A parallel upward shift of the overall yield curve

Monday, 17 September 2018 00:00 -     - {{hitsCtrl.values.hits}}

  • Foreign holding in rupee bonds continues to decrease
  • Rupee dips to a fresh low

By Wealth Trust Securities

The secondary market bond yields increased across the yield curve during the week ending 14 September, driven by the outcome of the primary Treasury bills and bond auctions. Firstly, the weekly Treasury bill auctions saw the weighted average of the 364 day bill increase to 9.05% while the weighted average on the 91 day increased as well to 8.07%. This was followed by the Treasury bond auctions, at where the three year maturity of 15.10.2021 and the seven year maturity of 15.10.2025 recorded weighted averages of 10.03% and 10.32% respectively.  

The liquid maturities of 15.10.21, 15.07.23, 01.08.24 and 15.10.25 increased by 47, 30, 23 and 30 basis points respectively week on week to intra week’s highs of 10.10%, 10.30%, 10.35% and 10.48% as activity remained high during the week with considerable volumes changing hands. Furthermore, selling interest of T-bills in the secondary market resulted in the latest 01 year bill changing hands at levels of 9.15% to 9.20%. This led to an upward adjustment on the overall yields curve on a week on week basis. 

Meanwhile, the foreign holding in Rupee bonds was seen reducing by a further Rs. 2.59 billion for the week ending 12 September 2018. 

The daily secondary market Treasury bond/bill transacted volume through the first four days of the week averaged Rs. 7.26 billion. 
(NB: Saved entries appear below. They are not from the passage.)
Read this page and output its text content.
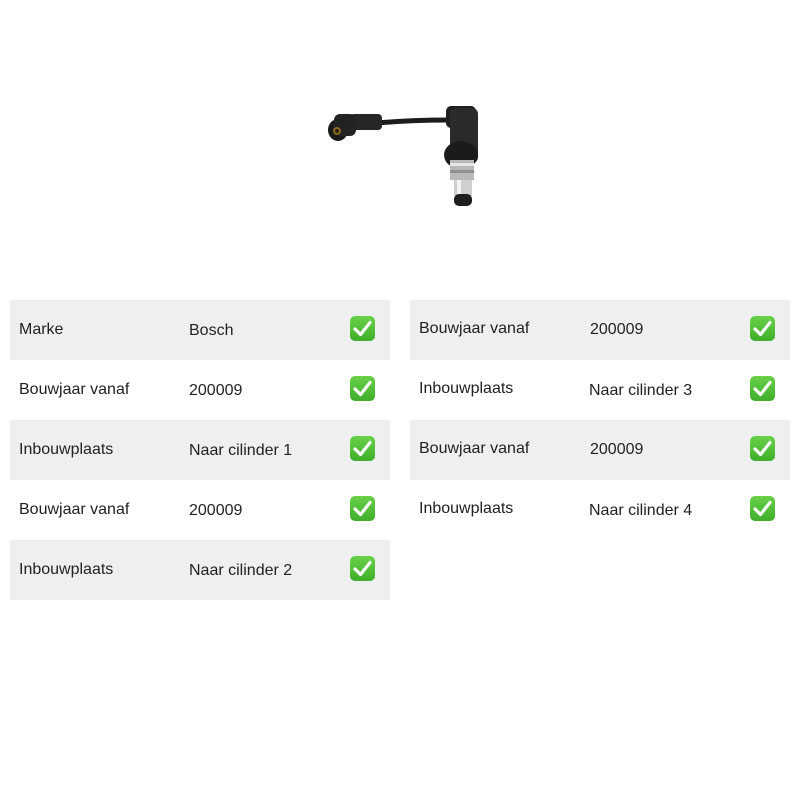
Marke	Bosch
Bouwjaar vanaf	200009
Inbouwplaats	Naar cilinder 1
Bouwjaar vanaf	200009
Inbouwplaats	Naar cilinder 2
Bouwjaar vanaf	200009
Inbouwplaats	Naar cilinder 3
Bouwjaar vanaf	200009
Inbouwplaats	Naar cilinder 4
In money markets, the average net liquidity during the week was seen dipping to a surplus of Rs. 12.02 billion against its previous weeks average of 16.79 billion as the Open Market Operations (OMO) Department of the Central Bank infused liquidity by way of reverse repo auctions at weighted averages ranging from 7.89% to 8.00% for period of 7 to 14 days during the week. This intern steadied the call money and repo rates to average at 7.94% and 7.99% respectively for the week. 

Rupee dips to a fresh low  

In the Forex market, the downward trend on the rupee continued during the week to record a fresh low of Rs. 163.60 and close the week at Rs. 163.60/80 against its previous weeks closing levels of 162.00/20. 

The daily USD/LKR average traded volume for the first four days of the week stood at $ 81.56 million. 

Given are some forward dollar rates that prevailed in the market: One month – 164.40/70; three months – 166.10/40; six months – 168.50/80.